- Battle of Dufile: Part of the Mahdist War
| Date | 28 November 1888 |
| Location | Dufile, Uganda |
| Result | Egyptian victory |

Belligerents
- Egypt: Mahdist State

Commanders and leaders
- Selim Bey: Umar Sālih

Strength
- 1,200: 1,400

Casualties and losses
- Unknown: 210–250 killed

= Battle of Dufile =

The Battle of Dufile was fought at the fort of Dufile, Uganda on 28 November 1888 between Mahdist forces and a garrison loyal to the Khedive of Egypt. This followed a three-day siege in which the fort was penetrated and members of steamer crews were killed in the harbour. The 1,200 garrison troops were led by Selim Bey while 1,400 Mahdists were led by Umar Sālih. Between 210 and 250 Mahdists were killed and they then retreated from the area for a period.

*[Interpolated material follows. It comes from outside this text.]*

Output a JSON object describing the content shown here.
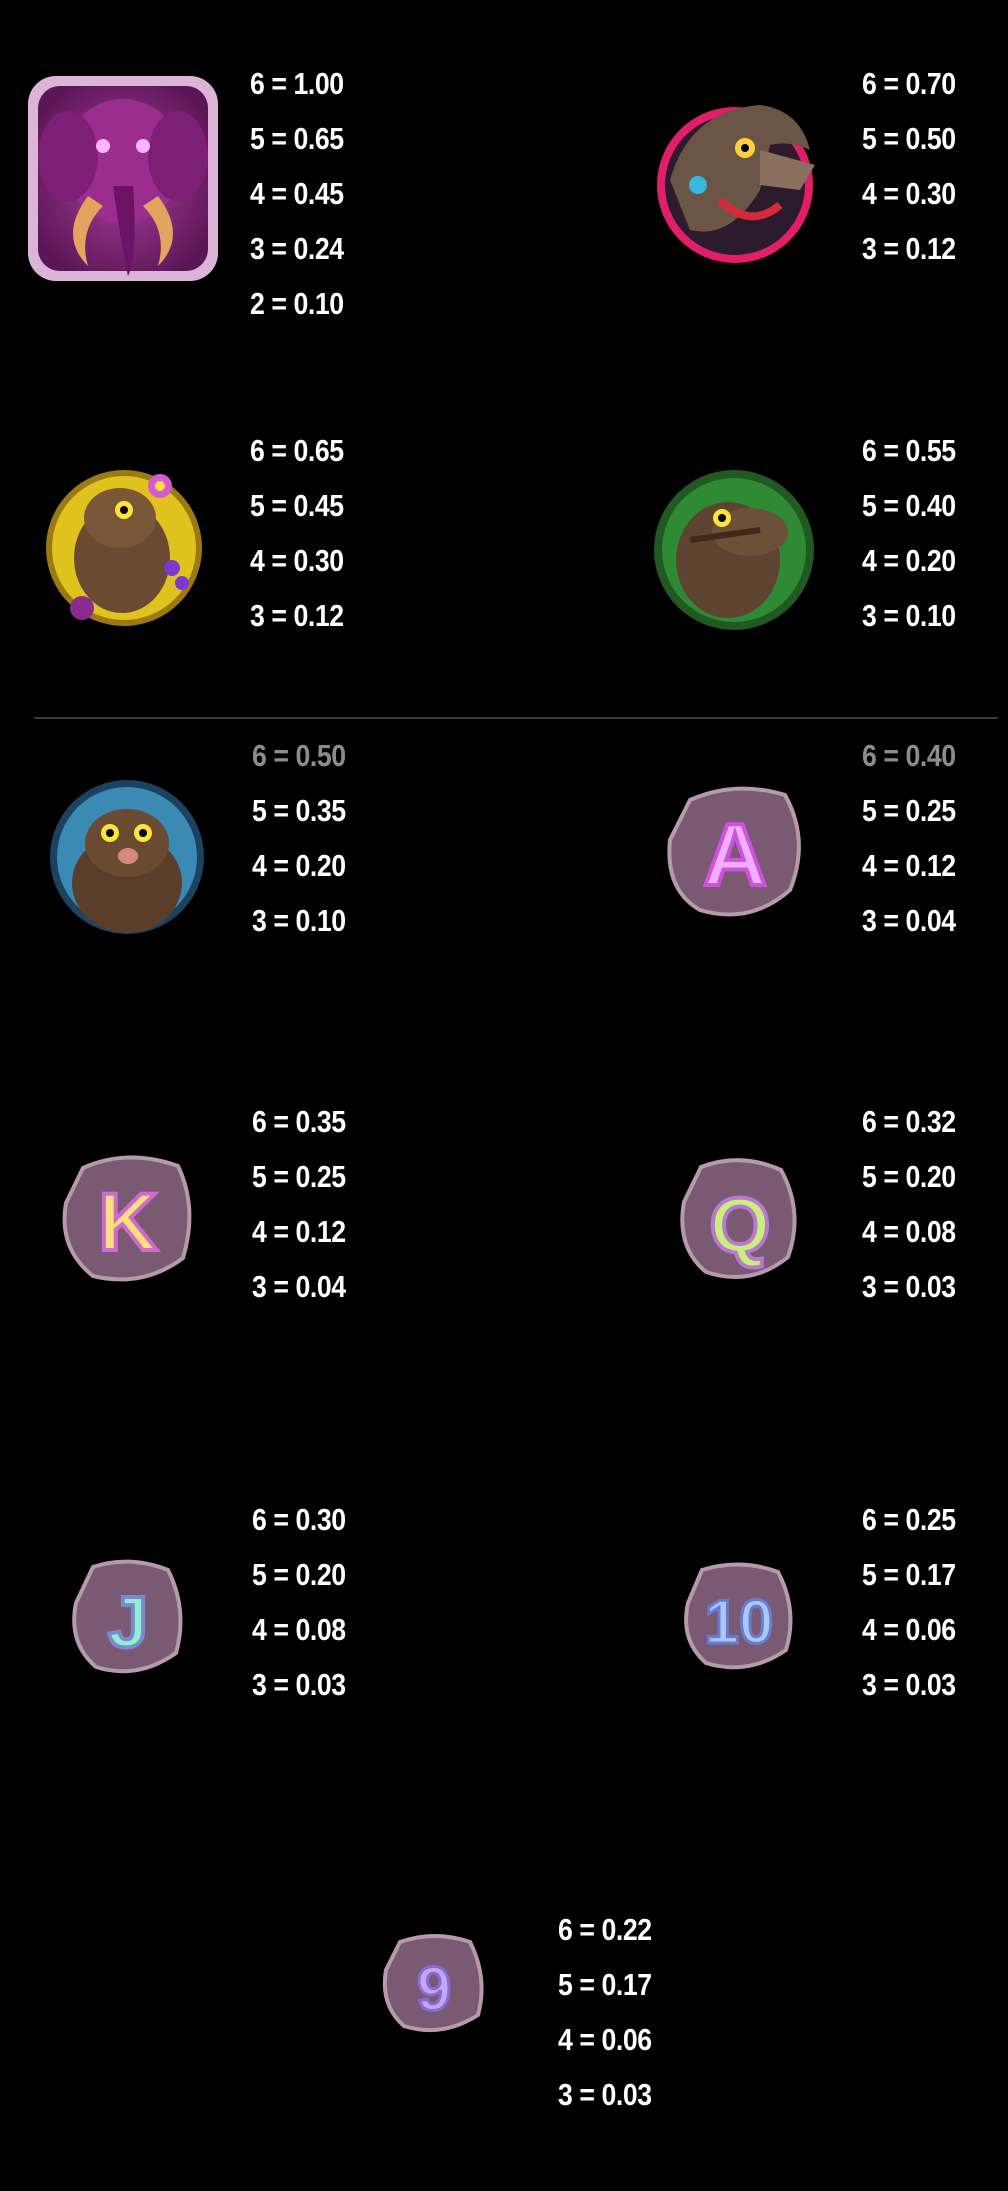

Before the siege began, news of the approach of the Mahdists allowed the concentration of troops from other garrisons at Dufile. On November 17, Selim Bey moved women and children to safety at Wadelai along with Emin Pasha and A.J. Mounteney Jephson, who had been confined at Dufile by a mutinous garrison since August 1888. Emin's departure by steamer for Wadelai that day was saluted by the playing of the Khedivial hymn and the firing of the fort's guns to acknowledge his restoration as the Khedive's Governor of Equatoria.

The bulk of the garrison who survived the battle were taken by Frederick Lugard to Kampala Hill, after Emin had abandoned them, following the entreaties of Henry Morton Stanley. Shortly after they arrived there in December 1891, they participated in the Battle of Kampala Hill.